顺铂诱导的周围神经性疼痛是化疗的一种常见不良反应。本研究评估了 2'-氯-6-甲基黄酮(2'-Cl-6MF)在非洲爪蟾卵母细胞中表达的重组 α1β2γ2L、α2β1-3γ2L 和 α3β1-3γ2L GABA-A 受体亚型中的作用,随后评估了其在顺铂诱导的神经性疼痛中的有效性。结果表明,2'-Cl-6MF 增强了 α2β2/3γ2L 和 α3β2/3γ2L GABA-A 受体亚型中 GABA 诱发的电流。这种增强作用被氟马西尼(苯二氮䓬(BDZs)位点拮抗剂)的共同应用所阻断。在行为研究中,通过在 Sprague Dawley 大鼠足底注射顺铂(40μg/爪)诱导机械性痛觉过敏,并在注射后 24 小时进行行为评估。2'-Cl-6MF(1、10、30 和 100mg/kg,ip)在行为评估前 1 小时给药。2'-Cl-6MF(30 和 100mg/kg,ip)给药显著提高了爪回缩阈值并降低了机械性痛觉过敏。标准药物,加巴喷丁(GBP)剂量为 70mg/kg,和 HZ 166(16mg/kg,ip)也显著提高了机械性痛觉过敏时的爪回缩阈值。戊四氮(PTZ)(15mg/kg,ip)和氟马西尼预处理逆转了 2'-Cl-6MF 在机械性痛觉过敏中的抗伤害作用,表明 GABA 能机制。此外,通过计算建模工具合理化了 2'-Cl-6MF 的结合机制。通过同源建模生成了 α2 亚基的 3D 坐标,然后生成了 α2β2γ2L 和 α2β3γ2L 的 3D 坐标,并且 2'-Cl-6MF 位于开发模型的预测结合位点处。
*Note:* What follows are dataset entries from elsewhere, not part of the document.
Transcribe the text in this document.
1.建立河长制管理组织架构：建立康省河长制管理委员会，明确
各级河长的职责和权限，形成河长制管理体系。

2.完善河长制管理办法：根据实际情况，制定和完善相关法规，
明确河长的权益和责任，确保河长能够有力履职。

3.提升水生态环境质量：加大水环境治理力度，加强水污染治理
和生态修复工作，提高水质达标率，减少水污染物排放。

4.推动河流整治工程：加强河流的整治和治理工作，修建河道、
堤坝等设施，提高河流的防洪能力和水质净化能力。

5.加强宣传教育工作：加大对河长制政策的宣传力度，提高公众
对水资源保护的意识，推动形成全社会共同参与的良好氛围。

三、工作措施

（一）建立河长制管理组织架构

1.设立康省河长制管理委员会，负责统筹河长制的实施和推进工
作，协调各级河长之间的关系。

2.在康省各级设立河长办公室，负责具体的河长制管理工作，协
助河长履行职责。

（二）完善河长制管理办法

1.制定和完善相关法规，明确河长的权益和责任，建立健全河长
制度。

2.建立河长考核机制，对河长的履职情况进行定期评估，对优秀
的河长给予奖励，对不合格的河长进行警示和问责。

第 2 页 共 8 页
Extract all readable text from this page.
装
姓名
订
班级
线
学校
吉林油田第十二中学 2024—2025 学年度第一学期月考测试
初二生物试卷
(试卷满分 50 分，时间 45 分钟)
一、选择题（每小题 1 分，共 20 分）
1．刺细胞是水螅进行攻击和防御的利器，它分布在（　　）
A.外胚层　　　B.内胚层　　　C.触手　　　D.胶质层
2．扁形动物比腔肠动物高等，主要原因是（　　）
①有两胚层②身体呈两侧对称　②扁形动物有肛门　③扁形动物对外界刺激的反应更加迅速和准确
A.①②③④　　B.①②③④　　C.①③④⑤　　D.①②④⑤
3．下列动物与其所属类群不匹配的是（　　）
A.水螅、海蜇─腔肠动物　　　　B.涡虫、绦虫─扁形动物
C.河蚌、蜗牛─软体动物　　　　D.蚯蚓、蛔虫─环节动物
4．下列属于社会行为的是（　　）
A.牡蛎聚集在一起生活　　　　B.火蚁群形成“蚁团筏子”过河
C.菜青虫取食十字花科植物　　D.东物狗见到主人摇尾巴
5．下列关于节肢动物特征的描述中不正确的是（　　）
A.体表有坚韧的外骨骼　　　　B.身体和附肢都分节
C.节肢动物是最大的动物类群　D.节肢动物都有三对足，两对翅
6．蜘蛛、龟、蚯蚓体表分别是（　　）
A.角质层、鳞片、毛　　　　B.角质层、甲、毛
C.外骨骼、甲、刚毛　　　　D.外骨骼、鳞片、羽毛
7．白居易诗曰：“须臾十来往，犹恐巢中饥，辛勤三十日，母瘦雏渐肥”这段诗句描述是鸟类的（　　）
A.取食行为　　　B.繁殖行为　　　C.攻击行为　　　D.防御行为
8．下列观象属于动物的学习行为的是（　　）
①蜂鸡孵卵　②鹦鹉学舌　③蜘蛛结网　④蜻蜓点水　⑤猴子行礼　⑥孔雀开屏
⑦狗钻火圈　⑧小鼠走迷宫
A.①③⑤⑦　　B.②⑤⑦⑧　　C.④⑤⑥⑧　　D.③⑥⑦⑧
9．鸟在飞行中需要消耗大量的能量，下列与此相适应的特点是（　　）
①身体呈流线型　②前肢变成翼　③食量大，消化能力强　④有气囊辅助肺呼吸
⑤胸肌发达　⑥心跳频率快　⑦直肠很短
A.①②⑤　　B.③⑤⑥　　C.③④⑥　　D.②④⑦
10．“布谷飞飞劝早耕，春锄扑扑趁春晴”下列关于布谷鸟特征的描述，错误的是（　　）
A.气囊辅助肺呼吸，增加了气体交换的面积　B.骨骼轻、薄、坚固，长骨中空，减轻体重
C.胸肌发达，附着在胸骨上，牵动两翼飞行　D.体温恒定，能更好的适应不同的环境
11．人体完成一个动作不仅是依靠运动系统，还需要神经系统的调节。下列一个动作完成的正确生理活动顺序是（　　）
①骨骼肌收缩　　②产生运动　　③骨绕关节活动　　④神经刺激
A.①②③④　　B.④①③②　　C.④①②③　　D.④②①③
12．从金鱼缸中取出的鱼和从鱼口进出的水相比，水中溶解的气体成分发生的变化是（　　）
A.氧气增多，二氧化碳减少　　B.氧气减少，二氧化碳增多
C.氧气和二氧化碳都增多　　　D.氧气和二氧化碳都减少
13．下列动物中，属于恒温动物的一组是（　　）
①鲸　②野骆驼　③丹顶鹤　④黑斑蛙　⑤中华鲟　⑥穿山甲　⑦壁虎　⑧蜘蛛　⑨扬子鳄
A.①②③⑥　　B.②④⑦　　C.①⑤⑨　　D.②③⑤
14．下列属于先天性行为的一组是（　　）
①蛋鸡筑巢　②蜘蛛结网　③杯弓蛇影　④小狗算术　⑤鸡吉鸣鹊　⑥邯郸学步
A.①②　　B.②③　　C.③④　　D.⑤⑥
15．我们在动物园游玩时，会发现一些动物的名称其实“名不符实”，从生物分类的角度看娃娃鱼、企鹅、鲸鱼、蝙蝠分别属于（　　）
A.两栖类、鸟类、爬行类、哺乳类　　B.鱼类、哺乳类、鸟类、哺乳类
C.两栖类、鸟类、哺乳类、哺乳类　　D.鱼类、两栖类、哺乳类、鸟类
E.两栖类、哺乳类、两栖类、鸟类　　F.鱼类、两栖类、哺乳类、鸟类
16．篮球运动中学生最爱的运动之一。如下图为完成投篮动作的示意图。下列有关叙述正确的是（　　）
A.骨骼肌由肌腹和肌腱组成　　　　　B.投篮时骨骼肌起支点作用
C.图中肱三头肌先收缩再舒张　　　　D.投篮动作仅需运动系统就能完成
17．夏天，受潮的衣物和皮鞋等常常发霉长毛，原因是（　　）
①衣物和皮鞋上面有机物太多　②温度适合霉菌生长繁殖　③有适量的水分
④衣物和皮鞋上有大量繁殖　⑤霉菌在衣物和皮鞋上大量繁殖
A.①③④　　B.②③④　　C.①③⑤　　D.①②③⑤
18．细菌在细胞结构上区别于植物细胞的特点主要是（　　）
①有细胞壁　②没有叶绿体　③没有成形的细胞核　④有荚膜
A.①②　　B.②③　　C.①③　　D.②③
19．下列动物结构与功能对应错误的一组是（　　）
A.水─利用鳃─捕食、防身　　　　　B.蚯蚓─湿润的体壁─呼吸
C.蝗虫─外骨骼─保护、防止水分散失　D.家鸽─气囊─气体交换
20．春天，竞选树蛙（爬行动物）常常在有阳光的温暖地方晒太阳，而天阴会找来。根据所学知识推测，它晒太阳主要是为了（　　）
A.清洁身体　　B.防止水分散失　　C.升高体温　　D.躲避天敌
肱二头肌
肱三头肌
通过结构和序列比对将 α2 模型与 α1 和 α3 亚基进行比较。分子对接表明该化合物可有效地结合到受体的神经调节剂结合位点。这项研究的结果表明,2'-Cl-6MF 改善了顺铂诱导的大鼠神经性疼痛的表现。此外,我们还得出结论,GABA 能机制可能有助于 2'-Cl-6MF 的镇痛作用。分子对接研究还证实了 GABA-A 受体 BDZs 位点的参与。观察到 α2 中的 Ile230 通过疏水相互作用稳定 2'-Cl-6MF 的氯苯基环,而在 α1 亚基中则被 Val203 取代。然而,由于 α1 亚基的构象灵活性较高,Val203 的较小侧链不能与化合物提供疏水相互作用。